WHAT HAPPENS WITHIN US WHEN WE PRAY REGULARLY?


Regular prayer changes our lives. Prayer confronts our blind spots. The nature of deep personal prayer draws us out of comfortable illusions and self-deceptions.

Hearing God’s word and obeying God’s will are the productive part in prayer. This leads us out of self-centeredness. Authentic prayer always upgrades the quality of our life.

Here are a few examples of this inward transformation. Many families are caught in the trap of a destructively addicted member. Everyone suffers. AL ANON offers relief but it comes at a price of self-knowledge and personal change. One needs to lose the illusion of control. It also challenges two patterns: denial and/or being a victim. The simple acceptance that one cannot change another person comes slowly and with personal sacrifice. The change in attitude, however, is life-giving and liberating. This is the sort of thing that God is always surfacing in our prayer: movement from death to life, from illusion to reality. It is the result of accepting gospel values

In the early 80’s, already a priest for twenty years, I was confronted about my blatant prejudice against homosexuals. I fought it. I rejected it. I became angry but I prayed. Eventually, I began a journey to acceptance and repentance.

What is common in both examples, one personal and the other social or cultural, is that a matter is brought to our awareness but we resist it. However, it is now in play. If we pray regularly, we have to work hard to avoid it. The change evolving from our “hearing and obeying” of prayer is the encounter of our being with God’s word and will. This means personal transformation when we are open and accepting of God’s call. The message of the gospel is sown in our heart. These seeds of new life are always looking for the opportunity to blossom. This is the goal of prayer: to create a new heart in the image of Jesus Christ. It is a gradual passage from self-absorption to self-giving.

Teresa of Avila’s map of the spiritual journey is quite clear. It is a relentless movement to the center where God dwells. Prayer leads to a growing awareness of God calling us out of our selfishness to the loving presence that is our deepest truth. The ticket for this is self-discovery. Prayer is what makes this possible.

Teresa of Avila’s Message of Acceptance


For Teresa, the “practice of prayer” was the serious pursuit of God. This involves all of our life. Teresa’s deliverance from mediocrity was the simple acceptance of reality. “Be not afraid” or similar wording, appears as a Scripture verse over three hundred times in the Bible. It always reveals a sense of God’s loving providence and presence.

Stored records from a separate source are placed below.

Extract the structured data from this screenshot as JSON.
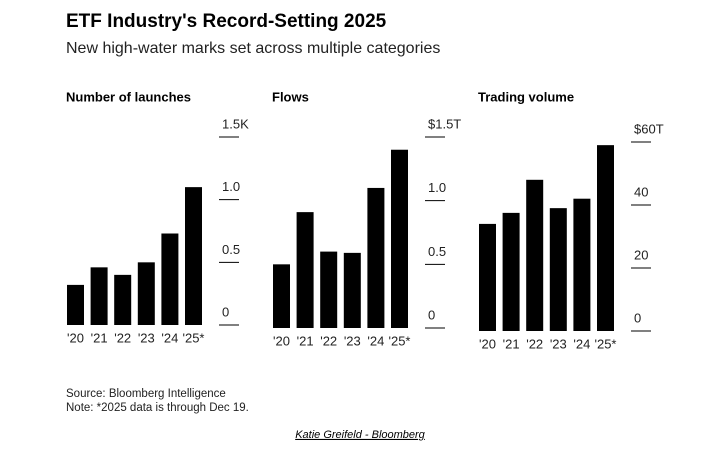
{
  "header": {
    "title": "ETF Industry's Record-Setting 2025",
    "subtitle": "New high-water marks set across multiple categories"
  },
  "chart_data": [
    {
      "type": "bar",
      "title": "Number of launches",
      "categories": [
        "'20",
        "'21",
        "'22",
        "'23",
        "'24",
        "'25*"
      ],
      "values": [
        0.32,
        0.46,
        0.4,
        0.5,
        0.73,
        1.1
      ],
      "color": "#000000",
      "ylim": [
        0,
        1.5
      ],
      "yticks": [
        0,
        0.5,
        {
          "value": 1,
          "label": "1.0"
        },
        {
          "value": 1.5,
          "label": "1.5K"
        }
      ]
    },
    {
      "type": "bar",
      "title": "Flows",
      "categories": [
        "'20",
        "'21",
        "'22",
        "'23",
        "'24",
        "'25*"
      ],
      "values": [
        0.5,
        0.91,
        0.6,
        0.59,
        1.1,
        1.4
      ],
      "color": "#000000",
      "ylim": [
        0,
        1.5
      ],
      "yticks": [
        0,
        0.5,
        {
          "value": 1,
          "label": "1.0"
        },
        {
          "value": 1.5,
          "label": "$1.5T"
        }
      ]
    },
    {
      "type": "bar",
      "title": "Trading volume",
      "categories": [
        "'20",
        "'21",
        "'22",
        "'23",
        "'24",
        "'25*"
      ],
      "values": [
        34,
        37.5,
        48,
        39,
        42,
        59
      ],
      "color": "#000000",
      "ylim": [
        0,
        60
      ],
      "yticks": [
        0,
        20,
        40,
        {
          "value": 60,
          "label": "$60T"
        }
      ]
    }
  ],
  "footer": {
    "source": "Source: Bloomberg Intelligence",
    "note": "Note: *2025 data is through Dec 19.",
    "credit": "Katie Greifeld - Bloomberg"
  }
}
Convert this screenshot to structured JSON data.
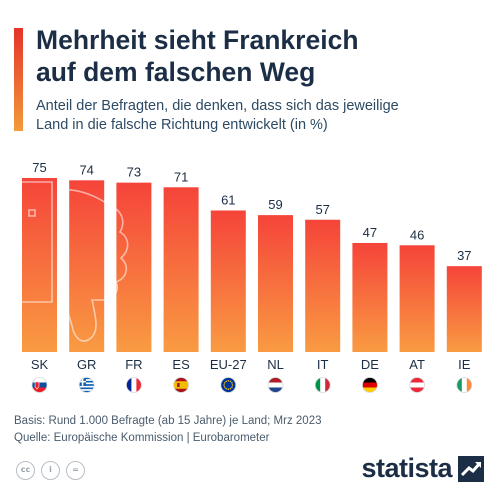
{
  "header": {
    "title_line1": "Mehrheit sieht Frankreich",
    "title_line2": "auf dem falschen Weg",
    "subtitle_line1": "Anteil der Befragten, die denken, dass sich das jeweilige",
    "subtitle_line2": "Land in die falsche Richtung entwickelt (in %)"
  },
  "chart_data": {
    "type": "bar",
    "title": "Mehrheit sieht Frankreich auf dem falschen Weg",
    "subtitle": "Anteil der Befragten, die denken, dass sich das jeweilige Land in die falsche Richtung entwickelt (in %)",
    "categories": [
      "SK",
      "GR",
      "FR",
      "ES",
      "EU-27",
      "NL",
      "IT",
      "DE",
      "AT",
      "IE"
    ],
    "values": [
      75,
      74,
      73,
      71,
      61,
      59,
      57,
      47,
      46,
      37
    ],
    "flags": [
      "slovakia-flag",
      "greece-flag",
      "france-flag",
      "spain-flag",
      "eu-flag",
      "netherlands-flag",
      "italy-flag",
      "germany-flag",
      "austria-flag",
      "ireland-flag"
    ],
    "ylim": [
      0,
      75
    ],
    "bar_gradient": [
      "#f5443a",
      "#f99b42"
    ],
    "grid": false,
    "decoration": "thumbs-down-icon"
  },
  "footer": {
    "basis": "Basis: Rund 1.000 Befragte (ab 15 Jahre) je Land; Mrz 2023",
    "source": "Quelle: Europäische Kommission | Eurobarometer"
  },
  "license_icons": [
    "cc-icon",
    "by-icon",
    "nd-icon"
  ],
  "license_glyphs": [
    "cc",
    "i",
    "="
  ],
  "brand": {
    "name": "statista"
  }
}
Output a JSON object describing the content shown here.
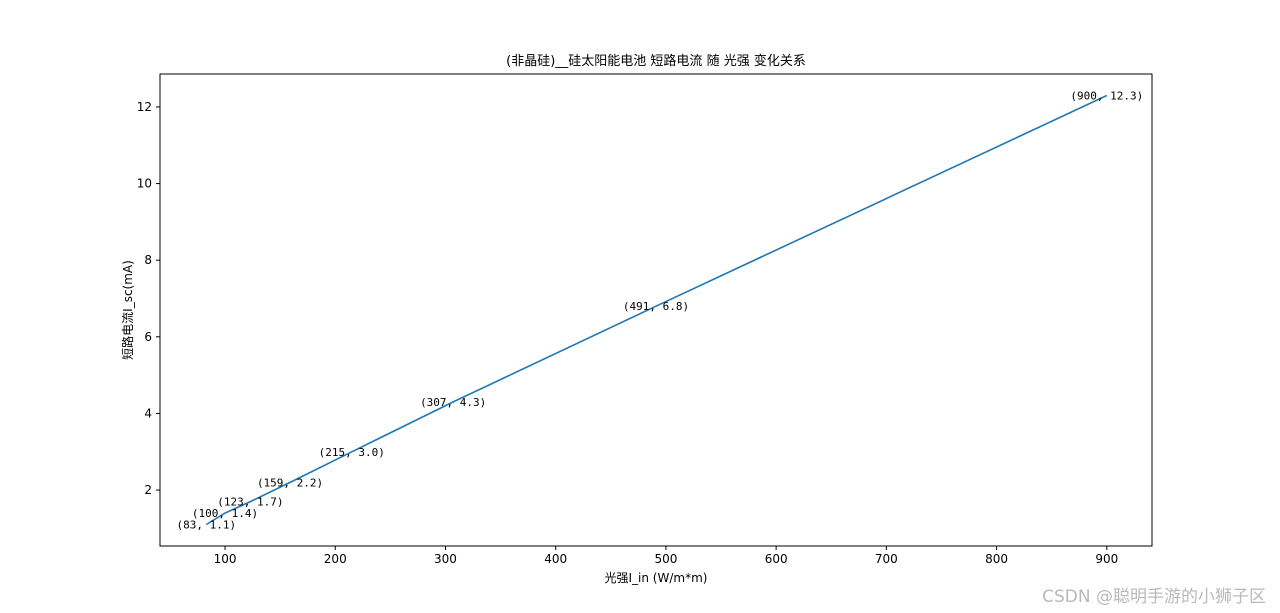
{
  "chart_data": {
    "type": "line",
    "title": "(非晶硅)__硅太阳能电池 短路电流 随 光强 变化关系",
    "xlabel": "光强I_in (W/m*m)",
    "ylabel": "短路电流I_sc(mA)",
    "xlim": [
      41,
      941
    ],
    "ylim": [
      0.54,
      12.86
    ],
    "xticks": [
      100,
      200,
      300,
      400,
      500,
      600,
      700,
      800,
      900
    ],
    "yticks": [
      2,
      4,
      6,
      8,
      10,
      12
    ],
    "grid": false,
    "series": [
      {
        "color": "#1f77b4",
        "x": [
          83,
          100,
          123,
          159,
          215,
          307,
          491,
          900
        ],
        "y": [
          1.1,
          1.4,
          1.7,
          2.2,
          3.0,
          4.3,
          6.8,
          12.3
        ]
      }
    ],
    "annotations": [
      "(83, 1.1)",
      "(100, 1.4)",
      "(123, 1.7)",
      "(159, 2.2)",
      "(215, 3.0)",
      "(307, 4.3)",
      "(491, 6.8)",
      "(900, 12.3)"
    ]
  },
  "watermark": "CSDN @聪明手游的小狮子区"
}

Teresa understood this loving providence as the foundation of reality. It is the center of her message in her famous bookmark prayer. The prayer is an invitation into the mystery of God’s loving presence. It invites us to accept life as it is. For Teresa, life’s experience draws us into God’s love. Life is the greatest grace. Jesus revealed this power of acceptance when he prayed in the Garden, “Not my will, but thy will be done.” (Lk 22:42)

Letting go and letting God in a surrender of accepting our life situation is a centerpiece of Teresa’s message. This evolves from a single-minded growth in our spiritual maturity. Most of us have a long way to go. We need to continue the struggle. We can only make our way one step at a time.

This acceptance does not make us robots. We have responsibility to live life to the full with integrity and authenticity. We do this by developing our talents. We need to be attentive, intelligent, reasonable, responsible and loving. Eventually, we will confront the arbitrariness and dark side of reality beyond our control: sickness, inequality, prejudice, fractured relationships and countless other dimensions of life that we just cannot cut and paste to resolve the problem. We slowly learn that the problems are not the problem. The issue is how we respond to the problems. This is the essential role of acceptance.

Teresa’s prayer is an invitation to get real, to be open to life in all its brokenness and limits as well as its beauty and wonder. This is where we encounter God not in the illusions and deceptions of our self-centered heart, but in God’s loving and merciful providence.